Strategies to lower your risk of osteoporosis

October 15, 2019 in Health Risk Management  •  By Miles Varn, MD

While osteoporosis prevention may not cross your mind in your 20s, it’s the best time to start taking steps that can strengthen your bones and lower your risk of developing this disease when you’re older. Even if you don’t get started building bone strength that early, you can still have a positive impact on the health of your bones by making and sticking with healthy lifestyle choices.

Understanding osteoporosis

Throughout your life, bone is constantly being broken down by the body and replaced with new bone. In osteoporosis, the creation of new bone no longer keeps pace with the breakdown of existing bone, which makes the bones porous, brittle, and weaker. Bone in this weakened state is more vulnerable to fractures and, as the disease progresses, these fractures can occur when the bones are subjected to even small stresses like lifting or coughing.

There are some osteoporosis risk factors that you can’t control, including:

  • Older age: The peak of bone density occurs around age 30. After that, less new bone is built, causing decreased bone density.
  • Gender: Although both men and women can develop osteoporosis, women are more likely to develop the condition.
  • Race: Caucasian and Asian people are at higher risk.
  • Family history: There’s a genetic component to osteoporosis, so if your parents have the condition, you’re at an increased risk.
  • Size of body frame: People with smaller body frames are at increased risk.
  • Rheumatoid arthritis: If you’ve been diagnosed with this disease, you may be at increased risk.

What you can do to manage your risk

Talk to your primary care physician to learn more about your personal risk for developing osteoporosis based on your family history and your health history and ask her or him what steps you can take to manage your risk.

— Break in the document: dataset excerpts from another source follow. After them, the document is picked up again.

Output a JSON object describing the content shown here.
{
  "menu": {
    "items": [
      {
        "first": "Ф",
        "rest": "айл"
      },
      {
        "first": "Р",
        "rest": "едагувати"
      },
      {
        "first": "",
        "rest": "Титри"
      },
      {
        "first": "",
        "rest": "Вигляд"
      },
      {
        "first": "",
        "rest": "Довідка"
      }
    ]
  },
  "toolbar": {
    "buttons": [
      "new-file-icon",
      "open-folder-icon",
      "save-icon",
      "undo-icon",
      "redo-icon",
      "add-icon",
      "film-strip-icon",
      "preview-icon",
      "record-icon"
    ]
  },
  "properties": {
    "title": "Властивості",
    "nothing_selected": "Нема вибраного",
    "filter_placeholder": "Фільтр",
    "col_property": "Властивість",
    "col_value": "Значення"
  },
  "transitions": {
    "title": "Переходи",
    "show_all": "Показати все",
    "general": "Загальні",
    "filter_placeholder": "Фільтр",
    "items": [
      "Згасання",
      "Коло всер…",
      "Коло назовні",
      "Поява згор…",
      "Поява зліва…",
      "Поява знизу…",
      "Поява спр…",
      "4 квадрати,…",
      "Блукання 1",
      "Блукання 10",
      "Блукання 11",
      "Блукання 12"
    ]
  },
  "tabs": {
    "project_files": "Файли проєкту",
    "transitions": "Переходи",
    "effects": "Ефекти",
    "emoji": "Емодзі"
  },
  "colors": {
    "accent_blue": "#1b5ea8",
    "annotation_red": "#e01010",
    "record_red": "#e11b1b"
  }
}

There are several lifestyle changes you can make that may help make your bones stronger and lower your risk of osteoporosis, as well as offering other health benefits like decreasing your risk of heart disease, diabetes, and obesity. Those changes include:

  • Eat a diet rich in vitamin D and calcium: Choose foods like dark leafy green vegetables (such as broccoli, spinach, kale, collard greens, arugula, and bok choy), low-fat and fat-free dairy, salmon, sardines, herring, canned tuna, oysters, shrimp, eggs, and mushrooms. Some juices, cereals, and soy products are also fortified with calcium.
  • Take part in regular weight-bearing and strength training exercise: Some examples of weight-bearing exercise include aerobics, jogging, walking, tennis, yoga, tai chi, and dancing. Strength training can include lifting weights, resistance band workouts, and body weight exercises like squats, push-ups, and planks.
  • Limit alcohol intake: Drinking more than two alcoholic drinks per day has been associated with increased bone loss.
  • Don’t smoke: For pre-menopausal women, smoking can decrease the protective effects of the hormone estrogen on bones. For women and men of all ages, studies have found an association between tobacco use and a decrease in bone density.
  • Maintain a healthy weight: For women, being underweight is associated with an increased risk of osteoporosis because it can lower the level of estrogen in the body, which is needed for healthy bone growth. Some studies have also found an association between being significantly overweight and an increased risk of developing osteoporosis.
  • Ask your doctor if your medications may increase your risk: Long-term use of medications that suppress your immune system, corticosteroids, antacids that contain aluminum, and some chemotherapy drugs may increase your osteoporosis risk. Talk with your doctor about your medications and build a strategy to mitigate your risk.